Her zaman dediğimiz gibi, gerçek pazar verilerine dayanmayan pazarlama stratejileri nasıl sonuç vermiyorsa, bu pazarlama stratejilerine dayanan iletişim çalışmaları da öyle sonuç vermiyor. Elbette toplumdaki afet algısını değiştirmek, toplumun afet tehdidi ile birlikte yaşamasını ve gerekli önlemleri anlamasını sağlamak için yapılacak çalışmalar bir stratejiye dayanmak durumunda. Doğal afetlere karşı bilinçlenmiş, tedbirli ve her daim uyanık bir toplum olmak istiyorsak gelecek resmini nasıl oluşturacağımız konusunda bir strateji belirlemeliyiz. Bu stratejiyi geliştirmek de
öyle masanın başında üç beş kişinin yapacağı bir iş değil.
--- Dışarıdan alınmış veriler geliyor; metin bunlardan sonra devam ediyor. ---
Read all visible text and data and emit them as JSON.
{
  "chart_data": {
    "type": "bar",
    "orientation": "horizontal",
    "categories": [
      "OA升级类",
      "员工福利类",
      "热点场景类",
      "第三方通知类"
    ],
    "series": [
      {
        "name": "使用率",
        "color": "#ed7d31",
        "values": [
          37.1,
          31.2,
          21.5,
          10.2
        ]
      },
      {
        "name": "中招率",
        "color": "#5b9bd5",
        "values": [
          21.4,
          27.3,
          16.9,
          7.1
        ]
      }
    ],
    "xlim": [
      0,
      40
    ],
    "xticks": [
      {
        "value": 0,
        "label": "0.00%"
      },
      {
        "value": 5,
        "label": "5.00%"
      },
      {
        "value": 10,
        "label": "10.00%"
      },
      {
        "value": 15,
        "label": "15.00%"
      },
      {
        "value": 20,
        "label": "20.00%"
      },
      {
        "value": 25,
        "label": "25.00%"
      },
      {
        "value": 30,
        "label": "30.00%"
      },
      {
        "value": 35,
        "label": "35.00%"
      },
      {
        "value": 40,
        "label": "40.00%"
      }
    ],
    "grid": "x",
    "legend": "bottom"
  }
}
Tıpkı bir ürün veya hizmetin pazarlamasında olduğu gibi, doğal afetler konusunda insanların duygularını, düşüncelerini, inançlarını, davranışlarını değiştirmek istiyorsak bu konuda insanların kafalarına nasıl gireceğimizi de bilmek zorundayız.
Aksigorta’nın araştırma sonuçlarının paylaşıldığı toplantı öncesindeki sohbet sırasında Genel Müdür Uğur Gülen, bireysel emeklilik alanında yaptıkları araştırmadan söz ederek, insanların “emeklilik” fikrine direnç gösterdiklerinden bahsetmişti. Çünkü emeklilik her ne kadar bir gelir anlamına gelse de insanların kafasında aynı zamanda “işe yaramama”, “hayattan çekilme” gibi başkaca çağrışımlar da yaratan bir fikir. Gülen bu nedenle “emeklilik” fikrinin satılması için başka stratejiler geliştirilmesi gerektiğini ifade etmişti. Tıpkı “afet”, “tehdit” veya “tedbir” gibi fikirlerin
satılması için başka stratejiler gerekmesi gibi.
Anlaşılan o ki, 1999’dan beri “toplumu bilinçlendirmek” için yapılan çalışmalar herhangi bir sonuç vermiş değil. Bunun için toplumun eğitim düzeyi, duygusal zeka düzeyi ve daha bir sürü şeyi suçlanabilir. Ancak bu olumsuzluklardan hiçbirisi doğal afetlerle ilgili yapılan bunca iletişim çalışmasının başarısızlığını açıklamaz. Çünkü buradaki başarısızlık bana sorarsanız, topluma anlatılmak veya benimsetilmek istenen fikrin nasıl kabul edilebileceğinin yolunu bulamamış olmakla ilgili. Bu yolu bulamamanın da tek nedeni olabilir; aramamak ve araştırmamak.
Gerçi diyeceksiniz ki, deprem tehlikesinin ancak ve ancak rant yaratmak için gündeme getirildiği, dere yataklarının kamu eliyle imara açıldığı, her yıl selin yıktığı otobanların bile bile inşa edildiği bir ülkede afet bilinci yaratmak için kim strateji geliştirir? Biliyorum kimsenin pek de umurunda olmadığını, ama görünce yazmadan olmuyor işte.